Australian companies announced $76.1 billion of cross-border mergers and acquisitions last year, with the largest proportion involving US buyers, according to the Bloomberg-compiled data. Goldman Sachs ranked fourth among advisers on such deals with a 29.6 per cent market share, behind Macquarie Group, local boutique Gresham Partners and Morgan Stanley. That’s up up from 10th place in 2015, the data shows.
The biggest acquisitions in Australia are now targeting industrial and utilities companies. Canadian pension funds have scoured the country for stable, long-term returns in infrastructure as Australian states sell off assets to fund construction of new roads, railways and hospitals.
Caisse de Depot et Placement du Quebec was part of a group that agreed in 2015 to buy an electricity network in New South Wales, Australia’s most-populous state, for about $10.3 billion.
Canadian funds including Borealis Infrastructure Management and Brookfield Asset Management have also joined deals for the Port of Melbourne, the country’s largest container terminal, and logistics operator Asciano.
“Over the past five years, the Australian market has become less correlated to the commodities sector,” Rothery said.

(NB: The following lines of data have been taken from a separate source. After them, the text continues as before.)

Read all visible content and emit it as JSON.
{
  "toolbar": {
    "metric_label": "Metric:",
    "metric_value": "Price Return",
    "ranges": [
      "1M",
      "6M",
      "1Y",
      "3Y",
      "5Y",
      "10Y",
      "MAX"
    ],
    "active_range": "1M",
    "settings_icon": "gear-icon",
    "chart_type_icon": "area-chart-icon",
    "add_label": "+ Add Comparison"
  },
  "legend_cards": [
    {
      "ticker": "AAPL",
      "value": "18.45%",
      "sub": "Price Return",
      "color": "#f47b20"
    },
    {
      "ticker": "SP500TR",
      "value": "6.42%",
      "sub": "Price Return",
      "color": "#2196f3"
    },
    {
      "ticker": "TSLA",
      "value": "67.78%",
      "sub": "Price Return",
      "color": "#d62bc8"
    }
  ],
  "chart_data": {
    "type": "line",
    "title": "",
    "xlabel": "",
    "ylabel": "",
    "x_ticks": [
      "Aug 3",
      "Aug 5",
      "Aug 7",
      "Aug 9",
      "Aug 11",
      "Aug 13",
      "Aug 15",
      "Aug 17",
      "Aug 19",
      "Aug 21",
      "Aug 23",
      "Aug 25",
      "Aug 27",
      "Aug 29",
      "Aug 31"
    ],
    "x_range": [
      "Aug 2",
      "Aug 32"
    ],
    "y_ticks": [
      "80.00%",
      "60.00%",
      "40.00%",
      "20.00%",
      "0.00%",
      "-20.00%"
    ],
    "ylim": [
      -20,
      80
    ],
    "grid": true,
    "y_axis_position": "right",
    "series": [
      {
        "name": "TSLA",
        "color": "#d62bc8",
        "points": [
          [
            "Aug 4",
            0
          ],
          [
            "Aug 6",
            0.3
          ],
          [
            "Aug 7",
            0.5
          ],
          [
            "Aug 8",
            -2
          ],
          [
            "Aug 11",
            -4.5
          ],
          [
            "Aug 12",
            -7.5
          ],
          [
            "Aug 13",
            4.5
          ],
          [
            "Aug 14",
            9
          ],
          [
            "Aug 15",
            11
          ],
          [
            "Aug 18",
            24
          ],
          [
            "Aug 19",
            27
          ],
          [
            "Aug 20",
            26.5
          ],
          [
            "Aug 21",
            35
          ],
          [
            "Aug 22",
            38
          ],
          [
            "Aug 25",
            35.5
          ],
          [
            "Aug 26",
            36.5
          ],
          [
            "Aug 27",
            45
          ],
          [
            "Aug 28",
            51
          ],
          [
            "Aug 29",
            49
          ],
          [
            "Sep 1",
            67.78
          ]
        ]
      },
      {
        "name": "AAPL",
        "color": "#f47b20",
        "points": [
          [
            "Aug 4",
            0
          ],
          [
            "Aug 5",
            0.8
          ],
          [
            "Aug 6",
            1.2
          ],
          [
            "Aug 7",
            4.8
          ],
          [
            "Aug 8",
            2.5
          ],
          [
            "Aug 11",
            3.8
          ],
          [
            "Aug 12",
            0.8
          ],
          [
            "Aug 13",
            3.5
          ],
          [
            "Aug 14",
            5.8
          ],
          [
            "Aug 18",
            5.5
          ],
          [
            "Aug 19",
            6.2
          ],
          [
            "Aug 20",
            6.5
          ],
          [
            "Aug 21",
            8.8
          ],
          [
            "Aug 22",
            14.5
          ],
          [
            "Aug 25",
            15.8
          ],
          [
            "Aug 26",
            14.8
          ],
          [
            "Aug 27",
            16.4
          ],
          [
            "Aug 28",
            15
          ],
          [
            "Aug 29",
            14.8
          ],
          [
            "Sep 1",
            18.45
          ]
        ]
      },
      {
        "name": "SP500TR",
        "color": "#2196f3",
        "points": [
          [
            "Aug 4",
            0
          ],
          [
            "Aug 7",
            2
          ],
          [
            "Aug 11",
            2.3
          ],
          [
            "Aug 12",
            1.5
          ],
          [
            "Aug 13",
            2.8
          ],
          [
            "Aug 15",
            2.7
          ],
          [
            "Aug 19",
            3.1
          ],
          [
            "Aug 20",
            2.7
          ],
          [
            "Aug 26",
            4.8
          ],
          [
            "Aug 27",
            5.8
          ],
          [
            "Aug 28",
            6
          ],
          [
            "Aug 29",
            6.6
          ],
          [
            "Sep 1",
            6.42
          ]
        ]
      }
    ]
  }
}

“The interest in Australia from North America, and particularly Canada, is strong.”
Consumer and healthcare assets in Australia have also been attracting takeover interest.
China’s Luye Group, Jangho Group and state-owned China Resources Holdings have acquired assets including private hospitals, an eye-clinic chain and a cancer therapy provider as they seek medical know-how they can take back to the world’s second-biggest economy.
US underwear maker Hanesbrands worked with Goldman Sachs on its purchase of Australia’s Pacific Brands last year for about $800 million including debt. The investment bank also advised Melbourne-based vitamin brand Swisse Wellness Group Pty on its $1.39 billion sale to China’s Biostime International Holdings, announced in 2015, data compiled by Bloomberg show.
Goldman’s investments in the country include Atira, a student accommodation joint venture with Blue Sky Alternative Investments that aims to develop and operate a $1.5 billion portfolio of as many as 10,000 beds. Goldman Sachs also joined a funding round announced in February for Singapore data centre developer AirTrunk, which plans to use the proceeds on projects in Sydney and Melbourne.